Denn dieses Album kann mehr, als es auf den ersten Blick vorgibt. Zwischen stoischer Körpermusik, harschen plötzlich Industrial-Flächen und Momenten, die fast schon in Richtung NDW kippen, entsteht auch eine Bandbreite, die man bei einem Debüt in dieser Szene so nicht unbedingt erwartet hätte. Das hier ist kein Ein-Trick-Pony, das stumpf durch den Maschinenpark läuft – das ist eher ein ganzes Werkgelände mit mehreren Hallen, in denen überall gleichzeitig etwas kaputtgeht. Was mir besonders gefällt: Diese stilistische Vielfalt wirkt nie beliebig. Es fühlt sich nicht so an, als würde hier jemand verzweifelt versuchen, möglichst viele Genres abzuhaken. Stattdessen entsteht der Eindruck, dass 'Zeta Zero Null' einfach ausprobiert, wie weit man dieses reduzierte EBM-Grundgerüst dehnen kann, ohne dass es auseinanderfällt. Und erstaunlicherweise: Es hält. Meistens sogar verdammt gut. Die Produktion bleibt dabei konsequent rau. Keine übertriebene Politur, kein moderner Hochglanz, der alles glattzieht. Stattdessen: trockene Beats, drückende Basslinien, karge Sequenzen. Viel Luft – aber keine Leichtigkeit. Diese Musik lässt Raum, aber nur, damit sich Spannung aufbauen kann. Und genau das funktioniert hervorragend.

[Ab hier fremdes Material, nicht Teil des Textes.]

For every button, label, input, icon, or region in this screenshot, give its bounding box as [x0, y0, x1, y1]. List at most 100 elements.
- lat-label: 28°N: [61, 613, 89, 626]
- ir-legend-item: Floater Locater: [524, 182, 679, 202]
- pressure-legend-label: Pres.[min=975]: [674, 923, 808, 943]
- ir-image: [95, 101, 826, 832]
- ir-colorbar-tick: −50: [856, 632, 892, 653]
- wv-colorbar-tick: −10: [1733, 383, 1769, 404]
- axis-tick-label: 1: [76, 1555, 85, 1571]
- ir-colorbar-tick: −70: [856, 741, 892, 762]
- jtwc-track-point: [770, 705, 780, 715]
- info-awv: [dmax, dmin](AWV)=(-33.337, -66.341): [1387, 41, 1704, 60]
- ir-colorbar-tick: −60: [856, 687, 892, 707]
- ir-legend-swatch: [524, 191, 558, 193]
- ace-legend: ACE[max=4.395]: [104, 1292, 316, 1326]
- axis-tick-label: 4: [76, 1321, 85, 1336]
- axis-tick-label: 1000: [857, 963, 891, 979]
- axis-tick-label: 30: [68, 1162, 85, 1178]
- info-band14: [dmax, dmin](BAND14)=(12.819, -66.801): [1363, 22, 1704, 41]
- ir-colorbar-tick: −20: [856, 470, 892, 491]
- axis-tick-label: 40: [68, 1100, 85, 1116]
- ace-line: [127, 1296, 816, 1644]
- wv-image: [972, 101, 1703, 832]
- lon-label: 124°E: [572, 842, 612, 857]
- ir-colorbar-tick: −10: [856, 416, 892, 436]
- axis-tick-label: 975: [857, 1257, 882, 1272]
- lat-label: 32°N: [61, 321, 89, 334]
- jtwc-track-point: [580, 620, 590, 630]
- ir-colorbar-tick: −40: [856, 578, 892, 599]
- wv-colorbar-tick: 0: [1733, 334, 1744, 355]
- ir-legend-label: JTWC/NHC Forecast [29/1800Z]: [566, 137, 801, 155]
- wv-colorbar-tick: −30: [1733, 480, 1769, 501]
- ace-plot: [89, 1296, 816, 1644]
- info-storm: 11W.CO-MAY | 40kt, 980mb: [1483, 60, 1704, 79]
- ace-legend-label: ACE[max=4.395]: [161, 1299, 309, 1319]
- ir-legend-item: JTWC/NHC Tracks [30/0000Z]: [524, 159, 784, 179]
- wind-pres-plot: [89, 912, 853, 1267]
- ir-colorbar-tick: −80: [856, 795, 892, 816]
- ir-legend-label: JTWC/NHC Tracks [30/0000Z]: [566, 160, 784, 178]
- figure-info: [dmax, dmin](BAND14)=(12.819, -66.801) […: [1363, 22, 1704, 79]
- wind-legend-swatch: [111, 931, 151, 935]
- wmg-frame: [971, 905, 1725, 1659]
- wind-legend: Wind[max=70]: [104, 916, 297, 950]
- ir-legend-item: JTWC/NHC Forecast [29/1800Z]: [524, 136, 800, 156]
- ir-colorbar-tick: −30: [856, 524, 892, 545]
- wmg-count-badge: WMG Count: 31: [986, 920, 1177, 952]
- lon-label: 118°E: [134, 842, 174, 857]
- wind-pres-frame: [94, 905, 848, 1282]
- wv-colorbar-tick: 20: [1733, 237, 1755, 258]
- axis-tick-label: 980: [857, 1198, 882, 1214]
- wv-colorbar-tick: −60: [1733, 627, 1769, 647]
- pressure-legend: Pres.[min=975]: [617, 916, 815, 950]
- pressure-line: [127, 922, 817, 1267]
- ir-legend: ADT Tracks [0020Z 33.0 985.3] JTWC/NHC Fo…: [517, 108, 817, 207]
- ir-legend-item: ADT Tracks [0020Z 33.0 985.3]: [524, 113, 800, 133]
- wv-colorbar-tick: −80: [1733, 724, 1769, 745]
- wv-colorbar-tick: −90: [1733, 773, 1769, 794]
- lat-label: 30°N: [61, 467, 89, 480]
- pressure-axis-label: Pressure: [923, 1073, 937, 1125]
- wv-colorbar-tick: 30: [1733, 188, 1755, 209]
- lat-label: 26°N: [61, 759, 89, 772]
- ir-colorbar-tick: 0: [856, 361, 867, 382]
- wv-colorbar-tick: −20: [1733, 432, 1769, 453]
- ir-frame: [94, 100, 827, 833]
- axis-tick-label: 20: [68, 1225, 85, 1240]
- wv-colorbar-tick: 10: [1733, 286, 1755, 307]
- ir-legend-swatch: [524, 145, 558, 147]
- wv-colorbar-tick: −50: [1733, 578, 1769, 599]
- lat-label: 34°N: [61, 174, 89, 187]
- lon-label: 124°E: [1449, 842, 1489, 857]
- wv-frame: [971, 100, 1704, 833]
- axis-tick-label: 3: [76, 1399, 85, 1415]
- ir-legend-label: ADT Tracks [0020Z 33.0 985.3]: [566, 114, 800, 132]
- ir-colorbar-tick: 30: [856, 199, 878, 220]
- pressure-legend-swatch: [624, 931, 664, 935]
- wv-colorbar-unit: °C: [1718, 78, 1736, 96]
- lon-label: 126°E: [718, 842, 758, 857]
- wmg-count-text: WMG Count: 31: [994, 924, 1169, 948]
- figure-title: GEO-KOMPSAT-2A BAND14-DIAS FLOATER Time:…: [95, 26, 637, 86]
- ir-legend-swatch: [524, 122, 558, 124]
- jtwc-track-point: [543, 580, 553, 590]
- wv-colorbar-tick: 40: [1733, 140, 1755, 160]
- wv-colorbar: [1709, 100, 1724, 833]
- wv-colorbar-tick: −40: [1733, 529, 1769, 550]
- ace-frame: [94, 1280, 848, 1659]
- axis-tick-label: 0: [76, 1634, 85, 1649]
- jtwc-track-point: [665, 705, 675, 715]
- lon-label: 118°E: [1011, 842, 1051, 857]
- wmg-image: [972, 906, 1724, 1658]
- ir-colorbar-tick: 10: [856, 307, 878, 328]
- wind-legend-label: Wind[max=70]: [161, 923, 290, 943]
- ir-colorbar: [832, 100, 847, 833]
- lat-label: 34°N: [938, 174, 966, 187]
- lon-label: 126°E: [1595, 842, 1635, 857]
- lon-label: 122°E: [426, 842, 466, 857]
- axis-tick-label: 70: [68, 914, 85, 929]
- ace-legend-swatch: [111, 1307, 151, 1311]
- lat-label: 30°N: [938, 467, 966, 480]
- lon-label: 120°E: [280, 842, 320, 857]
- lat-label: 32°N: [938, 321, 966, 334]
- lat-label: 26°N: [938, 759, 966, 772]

Die Vocals setzen dem Ganzen die Krone auf – oder eher den Stahlhelm. Gebellt, gepresst, manchmal fast schon wie ein akustischer Schlag ins Gesicht. Hier wird nichts gesungen, hier wird kommuniziert wie in einem schlecht beleuchteten Verhörraum. Das passt perfekt zur Gesamtästhetik und sorgt dafür, dass das Album nie in Richtung „nett“ abrutscht. Und trotzdem – oder gerade deshalb – erwischt einen 'Zeta Zero Null' immer wieder auf dem falschen Fuß. Gerade wenn man denkt, jetzt hat man den Sound durchschaut, kommt ein Moment, der das Schema bricht. Ein Rhythmus, der anders funktioniert. Eine Stimmung, die kippt. Ein Ansatz, den man so nicht erwartet hätte. Das ist vielleicht die größte Stärke dieses Albums: Es bleibt nicht berechenbar.

Natürlich ist nicht alles perfekt. Die bereits erwähnte fehlende „DAF-typische Vorwärts-Eskalation“ sorgt dafür, dass manche Tracks eher drücken als treiben. Und über die gesamte Länge hätte dem Album an ein, zwei Stellen vielleicht ein noch klarerer Spannungsbogen gutgetan. Aber ganz ehrlich: Für ein Debüt auf diesem Level? Jammern auf erstaunlich hohem Niveau. Was am Ende bleibt, ist ein Album, das sich bewusst jeder Form von Gefälligkeit entzieht – und genau dadurch überzeugt. 'Zeta Zero Null' will dich nicht abholen. Es will, dass du mitgehst. Oder eben nicht. Und genau diese „Friss oder stirb“-Haltung steht diesem Release verdammt gut.

Im Fazit ist 'Zeta Zero Null' ein überraschend vielseitiges, angenehm unbequemes und für ein Debüt bemerkenswert starkes Album. Geeignet ist es für alle, die EBM nicht als Retro-Deko, sondern als lebendige, auch heute noch gefährliche Musikform verstehen – und die Lust darauf haben, auch mal aus ihrer Komfortzone geschubst zu werden. Ich persönlich hatte nicht erwartet, dass mich das Debüt so oft überrascht – und genau deshalb werde ich zu diesem Album definitiv zurückkehren. Nicht, weil es perfekt ist. Sondern weil es etwas wagt. Reinhören!